Reputation: 153
I am doing some long-term simulations in which I'm trying to achieve the highest possible accuracy in the solution of systems of ODEs. I am trying to find out how much time quadruple (128-bit) precision calculations take versus double (64-bit) precision. I googled around a bit and saw several opinions about it: some say it will take 4 times longer, others 60-70 times... So I decided to take matters in my own hands and I wrote a simple Fortran benchmark program:
program QUAD_TEST
implicit none
integer,parameter :: dp = selected_int_kind(15)
integer,parameter :: qp = selected_int_kind(33)
integer :: cstart_dp,cend_dp,cstart_qp,cend_qp,crate
real :: time_dp,time_qp
real(dp) :: sum_dp,sqrt_dp,pi_dp,mone_dp,zero_dp
real(qp) :: sum_qp,sqrt_qp,pi_qp,mone_qp,zero_qp
integer :: i
! ==============================================================================
! == TEST 1. ELEMENTARY OPERATIONS ==
sum_dp = 1._dp
sum_qp = 1._qp
call SYSTEM_CLOCK(count_rate=crate)
write(*,*) 'Testing elementary operations...'
call SYSTEM_CLOCK(count=cstart_dp)
do i=1,50000000
sum_dp = sum_dp - 1._dp
sum_dp = sum_dp + 1._dp
sum_dp = sum_dp*2._dp
sum_dp = sum_dp/2._dp
end do
call SYSTEM_CLOCK(count=cend_dp)
time_dp = real(cend_dp - cstart_dp)/real(crate)
write(*,*) 'DP sum: ',sum_dp
write(*,*) 'DP time: ',time_dp,' seconds'
call SYSTEM_CLOCK(count=cstart_qp)
do i=1,50000000
sum_qp = sum_qp - 1._qp
sum_qp = sum_qp + 1._qp
sum_qp = sum_qp*2._qp
sum_qp = sum_qp/2._qp
end do
call SYSTEM_CLOCK(count=cend_qp)
time_qp = real(cend_qp - cstart_qp)/real(crate)
write(*,*) 'QP sum: ',sum_qp
write(*,*) 'QP time: ',time_qp,' seconds'
write(*,*)
write(*,*) 'DP is ',time_qp/time_dp,' times faster.'
write(*,*)
! == TEST 2. SQUARE ROOT ==
sqrt_dp = 2._dp
sqrt_qp = 2._qp
write(*,*) 'Testing square root ...'
call SYSTEM_CLOCK(count=cstart_dp)
do i = 1,10000000
sqrt_dp = sqrt(sqrt_dp)
sqrt_dp = 2._dp
end do
call SYSTEM_CLOCK(count=cend_dp)
time_dp = real(cend_dp - cstart_dp)/real(crate)

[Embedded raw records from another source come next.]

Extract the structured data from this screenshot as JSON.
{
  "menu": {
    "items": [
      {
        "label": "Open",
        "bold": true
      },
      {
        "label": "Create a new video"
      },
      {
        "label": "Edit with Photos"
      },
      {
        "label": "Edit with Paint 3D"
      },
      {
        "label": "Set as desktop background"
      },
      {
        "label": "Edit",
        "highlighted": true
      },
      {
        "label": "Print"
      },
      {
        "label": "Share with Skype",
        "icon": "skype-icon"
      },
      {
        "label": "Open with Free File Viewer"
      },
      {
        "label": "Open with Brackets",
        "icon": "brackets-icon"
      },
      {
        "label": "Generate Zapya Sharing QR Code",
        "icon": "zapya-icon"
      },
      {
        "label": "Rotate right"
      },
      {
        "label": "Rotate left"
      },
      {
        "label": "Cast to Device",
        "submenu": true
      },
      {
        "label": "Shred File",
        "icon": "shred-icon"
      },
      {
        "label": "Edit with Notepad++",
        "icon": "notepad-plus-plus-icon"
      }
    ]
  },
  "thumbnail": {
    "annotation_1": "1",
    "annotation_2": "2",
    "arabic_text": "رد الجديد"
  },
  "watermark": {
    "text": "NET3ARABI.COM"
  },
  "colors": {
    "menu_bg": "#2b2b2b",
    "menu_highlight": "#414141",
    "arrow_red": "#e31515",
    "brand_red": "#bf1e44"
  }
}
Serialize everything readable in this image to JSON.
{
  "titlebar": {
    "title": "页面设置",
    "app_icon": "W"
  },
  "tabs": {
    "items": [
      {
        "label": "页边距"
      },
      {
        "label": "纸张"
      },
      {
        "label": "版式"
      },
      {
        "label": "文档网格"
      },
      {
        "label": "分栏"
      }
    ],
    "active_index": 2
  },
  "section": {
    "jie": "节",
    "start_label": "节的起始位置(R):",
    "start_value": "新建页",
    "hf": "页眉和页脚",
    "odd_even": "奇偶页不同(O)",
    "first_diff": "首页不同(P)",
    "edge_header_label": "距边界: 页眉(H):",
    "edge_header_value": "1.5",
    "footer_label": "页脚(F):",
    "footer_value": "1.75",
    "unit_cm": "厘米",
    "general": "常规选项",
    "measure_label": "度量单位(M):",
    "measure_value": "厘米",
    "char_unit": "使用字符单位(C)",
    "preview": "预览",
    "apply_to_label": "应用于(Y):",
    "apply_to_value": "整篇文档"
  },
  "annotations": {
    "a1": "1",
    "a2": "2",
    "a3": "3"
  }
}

write(*,*) 'DP sqrt: ',sqrt_dp
write(*,*) 'DP time: ',time_dp,' seconds'
call SYSTEM_CLOCK(count=cstart_qp)
do i = 1,10000000
sqrt_qp = sqrt(sqrt_qp)
sqrt_qp = 2._qp
end do
call SYSTEM_CLOCK(count=cend_qp)
time_qp = real(cend_qp - cstart_qp)/real(crate)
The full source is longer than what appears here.